Creation of perfectly balanced sticks is based on experienced craftsmen, handling the highest quality raw materials and then balancing the final product with the introduction of specific, measured amounts of silicon rubber inside the shaft. This rubber coating, applied at the base of the handle provides a damping effect, reducing vibrations. It is inserted using a long needle and creates a specifically placed rubber layer.
Cold Satin Lacquer
The final coating applied to a stick is usually purely for cosmetic reasons. The Cold Satin Lacquer applied to the Evolution models actually feels different under a players touch, increasing awareness of temperature and giving the impression of reduced friction for dribbling and stick turn-over.
Piezo-electric fibres are included in all the Evolution sticks they are used to ‘harvest’ the vibrations created in these super-stiff sticks and turn them into heat. The result of this is efficient vibration dampening. Its achieved because the molecules within the material are active, the force applied to them (vibrations) causes the fibres to bend and emit a small electric charge that is dispelled as heat. The technology originally used by Head in tennis, applied those forces through an electrode to counter-act the vibrations (this isn’t present in hockey sticks!)
A 1mm thick EVA (Ethylene-vinyl acetate) layer that is applied underneath the supersoft grip on the top three models of sticks. It increases damping and absorbs the vibrations produced by super-stiff carbon sticks.
TCDK (tungsten carbide diffused Kevlar)
Kevlar is the registered trademark for a para-aramid synthetic fibre, also known simply as ARAMID in other sticks This high-strength material was first commercially used in the early 1970s as a replacement for steel in racing tires. Typically it is spun into ropes or fabric sheets that can be used as such or as an ingredient in composite material components.

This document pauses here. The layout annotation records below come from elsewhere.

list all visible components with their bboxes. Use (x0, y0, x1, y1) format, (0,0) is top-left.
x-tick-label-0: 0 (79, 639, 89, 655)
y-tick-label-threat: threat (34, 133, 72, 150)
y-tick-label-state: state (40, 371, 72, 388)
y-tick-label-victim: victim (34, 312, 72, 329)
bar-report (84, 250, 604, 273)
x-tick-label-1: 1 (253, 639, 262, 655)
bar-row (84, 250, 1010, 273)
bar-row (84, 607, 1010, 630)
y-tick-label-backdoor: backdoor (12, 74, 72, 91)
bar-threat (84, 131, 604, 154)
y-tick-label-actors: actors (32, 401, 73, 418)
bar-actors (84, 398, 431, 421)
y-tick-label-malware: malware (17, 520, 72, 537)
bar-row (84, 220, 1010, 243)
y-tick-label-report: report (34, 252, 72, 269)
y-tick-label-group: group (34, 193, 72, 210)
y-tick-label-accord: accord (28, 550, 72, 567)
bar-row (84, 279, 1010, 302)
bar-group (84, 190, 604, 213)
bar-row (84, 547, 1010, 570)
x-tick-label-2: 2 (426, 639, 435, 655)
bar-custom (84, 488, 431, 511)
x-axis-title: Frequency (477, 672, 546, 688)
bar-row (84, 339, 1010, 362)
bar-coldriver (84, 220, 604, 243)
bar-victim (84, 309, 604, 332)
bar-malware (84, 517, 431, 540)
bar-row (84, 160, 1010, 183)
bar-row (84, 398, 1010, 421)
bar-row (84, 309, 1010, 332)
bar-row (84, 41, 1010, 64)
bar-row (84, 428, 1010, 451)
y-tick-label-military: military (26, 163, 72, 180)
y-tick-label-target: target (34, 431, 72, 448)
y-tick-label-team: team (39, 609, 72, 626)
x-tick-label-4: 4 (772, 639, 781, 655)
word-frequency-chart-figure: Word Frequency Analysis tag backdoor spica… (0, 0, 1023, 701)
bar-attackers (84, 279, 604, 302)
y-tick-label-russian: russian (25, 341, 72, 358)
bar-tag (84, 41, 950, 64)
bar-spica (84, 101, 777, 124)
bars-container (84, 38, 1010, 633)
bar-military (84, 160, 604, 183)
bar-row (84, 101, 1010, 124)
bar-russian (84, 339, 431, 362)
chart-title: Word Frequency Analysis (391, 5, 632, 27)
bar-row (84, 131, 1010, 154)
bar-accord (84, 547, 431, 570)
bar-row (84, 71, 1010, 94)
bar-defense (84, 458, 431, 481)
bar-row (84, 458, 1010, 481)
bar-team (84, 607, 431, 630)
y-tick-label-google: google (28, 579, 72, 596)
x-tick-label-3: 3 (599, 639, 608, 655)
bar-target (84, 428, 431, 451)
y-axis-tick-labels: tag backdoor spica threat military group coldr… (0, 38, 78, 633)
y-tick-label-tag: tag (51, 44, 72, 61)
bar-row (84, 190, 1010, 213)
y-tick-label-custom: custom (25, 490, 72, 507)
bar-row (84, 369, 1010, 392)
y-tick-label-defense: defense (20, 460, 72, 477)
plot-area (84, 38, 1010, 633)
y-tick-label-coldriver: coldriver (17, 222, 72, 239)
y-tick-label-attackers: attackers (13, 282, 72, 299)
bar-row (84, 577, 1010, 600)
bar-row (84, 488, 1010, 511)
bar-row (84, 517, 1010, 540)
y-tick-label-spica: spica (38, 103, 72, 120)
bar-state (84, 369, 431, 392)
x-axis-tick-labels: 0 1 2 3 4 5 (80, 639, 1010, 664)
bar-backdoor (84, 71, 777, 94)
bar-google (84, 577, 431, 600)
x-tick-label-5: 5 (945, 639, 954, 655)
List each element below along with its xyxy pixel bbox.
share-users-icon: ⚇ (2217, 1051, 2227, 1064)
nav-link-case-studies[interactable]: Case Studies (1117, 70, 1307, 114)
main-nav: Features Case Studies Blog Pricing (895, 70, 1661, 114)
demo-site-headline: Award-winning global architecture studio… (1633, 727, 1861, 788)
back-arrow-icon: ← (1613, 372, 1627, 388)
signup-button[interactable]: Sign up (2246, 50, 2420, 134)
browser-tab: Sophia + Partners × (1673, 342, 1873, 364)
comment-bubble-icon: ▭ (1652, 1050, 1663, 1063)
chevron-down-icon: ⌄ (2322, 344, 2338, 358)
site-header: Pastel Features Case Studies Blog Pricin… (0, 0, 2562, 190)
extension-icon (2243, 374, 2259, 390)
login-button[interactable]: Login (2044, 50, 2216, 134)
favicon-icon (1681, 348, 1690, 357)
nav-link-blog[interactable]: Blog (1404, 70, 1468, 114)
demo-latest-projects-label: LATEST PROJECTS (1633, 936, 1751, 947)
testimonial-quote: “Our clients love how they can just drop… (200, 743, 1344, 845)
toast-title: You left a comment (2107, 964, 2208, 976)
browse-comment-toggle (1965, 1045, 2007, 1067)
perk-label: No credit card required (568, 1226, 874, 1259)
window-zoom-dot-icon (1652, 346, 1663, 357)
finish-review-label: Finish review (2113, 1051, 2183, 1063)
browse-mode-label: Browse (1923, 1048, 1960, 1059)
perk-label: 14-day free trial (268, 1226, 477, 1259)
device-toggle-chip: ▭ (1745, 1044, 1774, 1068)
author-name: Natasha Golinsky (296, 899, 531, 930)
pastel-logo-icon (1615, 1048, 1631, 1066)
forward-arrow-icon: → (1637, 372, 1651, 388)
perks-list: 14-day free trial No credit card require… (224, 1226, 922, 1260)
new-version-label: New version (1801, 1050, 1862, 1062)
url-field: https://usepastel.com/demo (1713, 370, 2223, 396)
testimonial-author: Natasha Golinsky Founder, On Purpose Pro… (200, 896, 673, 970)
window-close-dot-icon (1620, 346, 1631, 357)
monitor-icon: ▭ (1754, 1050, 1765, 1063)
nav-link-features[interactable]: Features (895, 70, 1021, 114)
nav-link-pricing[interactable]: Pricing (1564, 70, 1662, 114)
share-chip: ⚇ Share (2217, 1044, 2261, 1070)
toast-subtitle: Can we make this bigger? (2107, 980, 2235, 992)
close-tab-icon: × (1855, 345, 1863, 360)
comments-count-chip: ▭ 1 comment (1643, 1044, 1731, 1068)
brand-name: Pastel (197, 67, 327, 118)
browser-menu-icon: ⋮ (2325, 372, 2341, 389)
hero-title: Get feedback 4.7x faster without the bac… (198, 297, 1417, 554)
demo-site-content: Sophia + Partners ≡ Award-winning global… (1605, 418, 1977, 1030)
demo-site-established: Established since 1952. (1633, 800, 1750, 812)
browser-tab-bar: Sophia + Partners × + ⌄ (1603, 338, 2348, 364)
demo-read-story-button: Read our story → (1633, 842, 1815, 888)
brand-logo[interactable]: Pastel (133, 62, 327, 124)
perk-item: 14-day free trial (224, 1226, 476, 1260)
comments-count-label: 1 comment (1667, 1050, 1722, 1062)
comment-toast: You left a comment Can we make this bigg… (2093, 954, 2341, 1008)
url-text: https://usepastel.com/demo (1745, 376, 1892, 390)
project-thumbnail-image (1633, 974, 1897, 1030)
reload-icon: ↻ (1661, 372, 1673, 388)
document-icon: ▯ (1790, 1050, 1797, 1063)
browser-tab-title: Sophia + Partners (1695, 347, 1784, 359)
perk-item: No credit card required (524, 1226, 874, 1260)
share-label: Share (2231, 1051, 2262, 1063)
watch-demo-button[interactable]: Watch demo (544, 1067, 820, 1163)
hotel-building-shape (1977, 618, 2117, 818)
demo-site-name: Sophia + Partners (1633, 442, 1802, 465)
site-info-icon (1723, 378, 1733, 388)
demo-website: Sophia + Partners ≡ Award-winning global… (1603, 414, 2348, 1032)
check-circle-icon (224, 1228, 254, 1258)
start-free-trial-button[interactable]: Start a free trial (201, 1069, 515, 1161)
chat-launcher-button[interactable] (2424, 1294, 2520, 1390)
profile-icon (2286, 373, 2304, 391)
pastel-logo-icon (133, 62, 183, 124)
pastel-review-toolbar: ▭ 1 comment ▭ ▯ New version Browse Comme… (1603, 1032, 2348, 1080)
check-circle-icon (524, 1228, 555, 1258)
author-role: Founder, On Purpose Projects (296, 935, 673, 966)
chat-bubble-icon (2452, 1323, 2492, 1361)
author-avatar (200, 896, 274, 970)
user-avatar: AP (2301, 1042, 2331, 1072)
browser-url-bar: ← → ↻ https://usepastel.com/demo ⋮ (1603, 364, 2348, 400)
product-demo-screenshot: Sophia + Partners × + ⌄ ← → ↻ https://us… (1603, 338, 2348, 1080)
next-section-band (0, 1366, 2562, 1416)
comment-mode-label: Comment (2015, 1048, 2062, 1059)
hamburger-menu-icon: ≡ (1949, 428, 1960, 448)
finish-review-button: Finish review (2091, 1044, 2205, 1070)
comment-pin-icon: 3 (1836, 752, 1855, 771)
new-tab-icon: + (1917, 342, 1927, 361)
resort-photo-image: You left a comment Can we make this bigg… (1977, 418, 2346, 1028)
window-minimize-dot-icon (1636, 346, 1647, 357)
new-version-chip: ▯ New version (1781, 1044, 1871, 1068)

Currently, Kevlar has many applications, including bulletproof vests, because of its high tensile strength-to-weight ratio; by this measure it is 5 times stronger than steel. Tungsten carbide (chemical formula WC) is a chemical compound (specifically, a carbide) containing equal parts of tungsten and carbon atoms. In its most basic form, tungsten carbide is a fine grey powder, Tungsten carbide is approximately twice as strong as steel, For TCDK the fine powder version of WC is diffused through a sheet of Kevlar in the manufacturing process further enhancing the natural characteristics of the material and increasing both its strength and more specifically its durability.
QCS (quad carbon sleeve)
Mercian’s QCS technology is based around enhancing the already common braided technology. By weaving carbon strands together you create a carbon sleeveUsing a full-length sleeve creates a softer feel, a lighter weight, but creates exceptional energy transfer and therefore power. The full-length sleeve is then overlayed with 3 more smaller sleeves to offer enhanced protection at the three identified stress points – base of handle, backhand hitting zone and stick ‘heel’. By utilising these four sleeves we create a unique structure for delivery of maximum power and durability.
The particles within our resins have been altered at a nano-size level (10 x below microscopic) Instead of using nanocarbon particles, the use of rubberized polymers creates a more flexible but stronger bond between the composite layers. This increases the stiffness of the sticks and reduces de-lamination.
A unique lay-up of all the materials used in the top sticks – Fibreglass, Basalt, Kevlar (TCDK) and Japanese carbon to create a specific super-hard panel of processed composite material to enhance the backhand hitting area, helping to generate more power and ball speed.